Dall’altra parte, la riforma delle regole di capitalizzazione e dei limiti di leva delle banche americane, fortemente voluta da Bessent, è in dirittura d’arrivo e fra un paio di mesi potrebbe già essere operativa. È una contro-Basilea che aumenta lo spazio di leva delle banche, che potranno comprare più Treasuries ed erogare più crediti al settore privato (un fenomeno che stiamo cominciando a vedere anche in Europa per effetto del risanamento dei bilanci bancari). L’aumento della leva delle banche avrà in pratica gli stessi effetti del Quantitative easing senza attrarre tutta l’attenzione e le critiche come il Qe ha sempre fatto e senza dipendere troppo dalla Fed e dalle sue decisioni mese per mese.

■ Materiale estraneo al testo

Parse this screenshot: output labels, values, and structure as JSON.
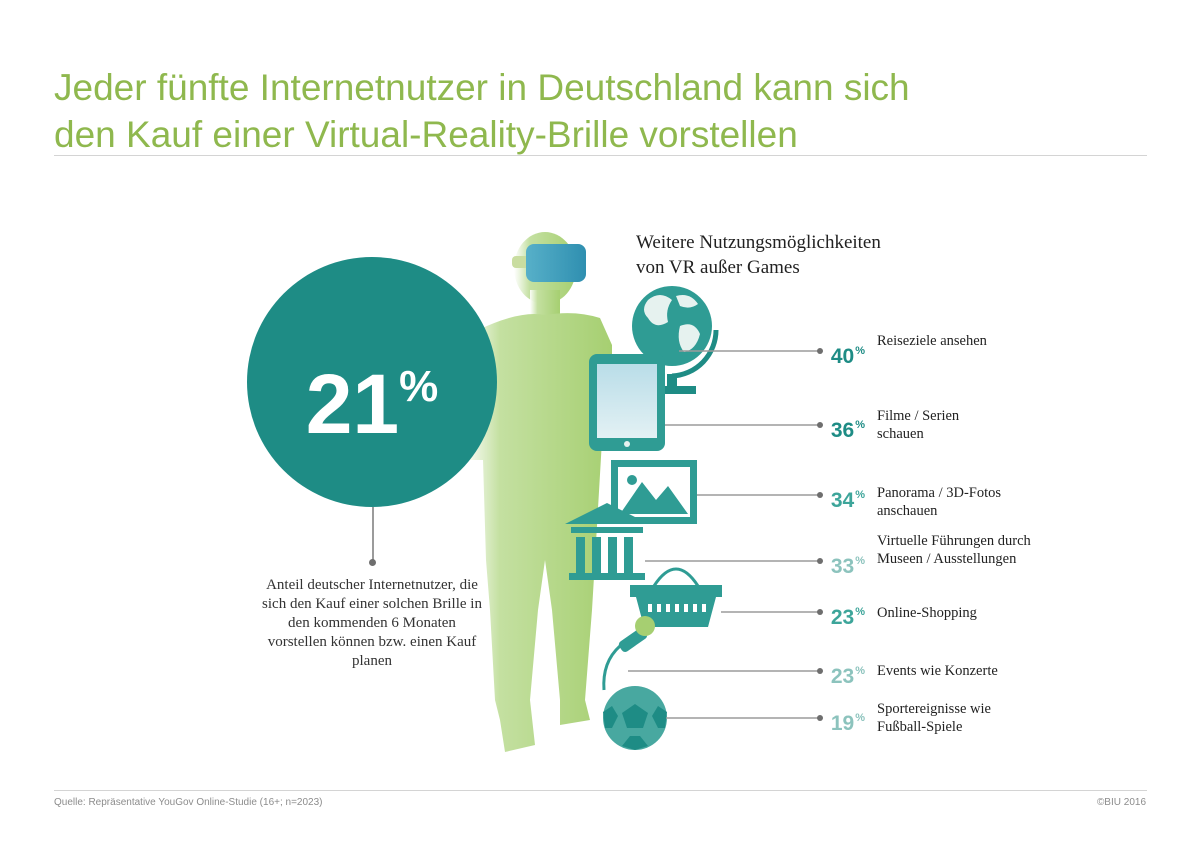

Rassicurate dalla direzione decisamente espansiva delle politiche monetarie e fiscali, le borse sui massimi storici derubricano i dazi e la svalutazione del dollaro a gioco internazionale a somma zero (in realtà a somma positiva, considerate le misure compensative di stimolo). Derubricano anche le ansie su una Fed ridotta a ufficio del Tesoro e dell’amministrazione. Waller e Warsh sono figure autorevoli e Waller, in particolare, argomenta la sua disponibilità verso tagli consistenti dai tassi sulla base della Taylor rule.

Quanto ai bond, fin dall’inizio l’anello debole (riconosciuto come tale) della strategia trumpiana, questo può non essere il loro mondo ideale, ma l’aumento della leva per le banche, l’inflazione finora accettabile e lo spazio per i tagli di policy sono elementi importanti di supporto.

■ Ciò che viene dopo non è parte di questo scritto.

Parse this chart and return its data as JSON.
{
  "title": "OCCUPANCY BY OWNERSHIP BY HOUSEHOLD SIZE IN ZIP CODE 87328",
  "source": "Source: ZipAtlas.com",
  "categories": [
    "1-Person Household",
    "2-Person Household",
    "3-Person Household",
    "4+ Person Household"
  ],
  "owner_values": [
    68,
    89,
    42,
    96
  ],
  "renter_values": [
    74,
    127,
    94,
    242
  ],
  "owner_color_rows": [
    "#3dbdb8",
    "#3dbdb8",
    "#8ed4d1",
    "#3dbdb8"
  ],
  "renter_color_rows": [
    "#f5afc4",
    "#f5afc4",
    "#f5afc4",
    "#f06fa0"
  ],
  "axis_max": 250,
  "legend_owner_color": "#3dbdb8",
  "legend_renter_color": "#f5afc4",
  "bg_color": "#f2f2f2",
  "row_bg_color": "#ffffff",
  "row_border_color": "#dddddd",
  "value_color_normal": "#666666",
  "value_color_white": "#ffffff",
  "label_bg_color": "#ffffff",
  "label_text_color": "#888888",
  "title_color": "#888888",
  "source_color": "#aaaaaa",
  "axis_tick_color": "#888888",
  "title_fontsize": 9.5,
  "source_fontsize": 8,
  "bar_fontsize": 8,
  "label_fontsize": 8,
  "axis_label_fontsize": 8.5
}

Della fuga dall’America dei mesi scorsi resta (e probabilmente resterà ancora per qualche tempo) la sola fuga dal dollaro. La fuga dalla borsa americana si è arrestata. Si manterrà, nei prossimi anni, una graduale redistribuzione dell’allocazione strutturale dei portafogli verso il resto del mondo, ma se la grande tecnologia americana riuscirà a mantenere i suoi livelli di crescita e di innovazione la borsa americana rimarrà molto competitiva rispetto alle altre.

Le borse europee hanno corso molto in questi mesi, trainate da un’accelerazione della crescita che avverrà in realtà a partire dall’anno prossimo. Si sono mosse dunque in anticipo e ora sono in fase di consolidamento. Noi le vediamo sotto i massimi, ma un investitore americano, grazie alla forza dell’euro, le vede in dollari su livelli tali da indurlo a prendere qualche temporaneo profitto per andare a cogliere le opportunità che gli si presentano sul mercato domestico.

Continueremo a vedere rotazioni in un trend azionario complessivamente orientato al rialzo.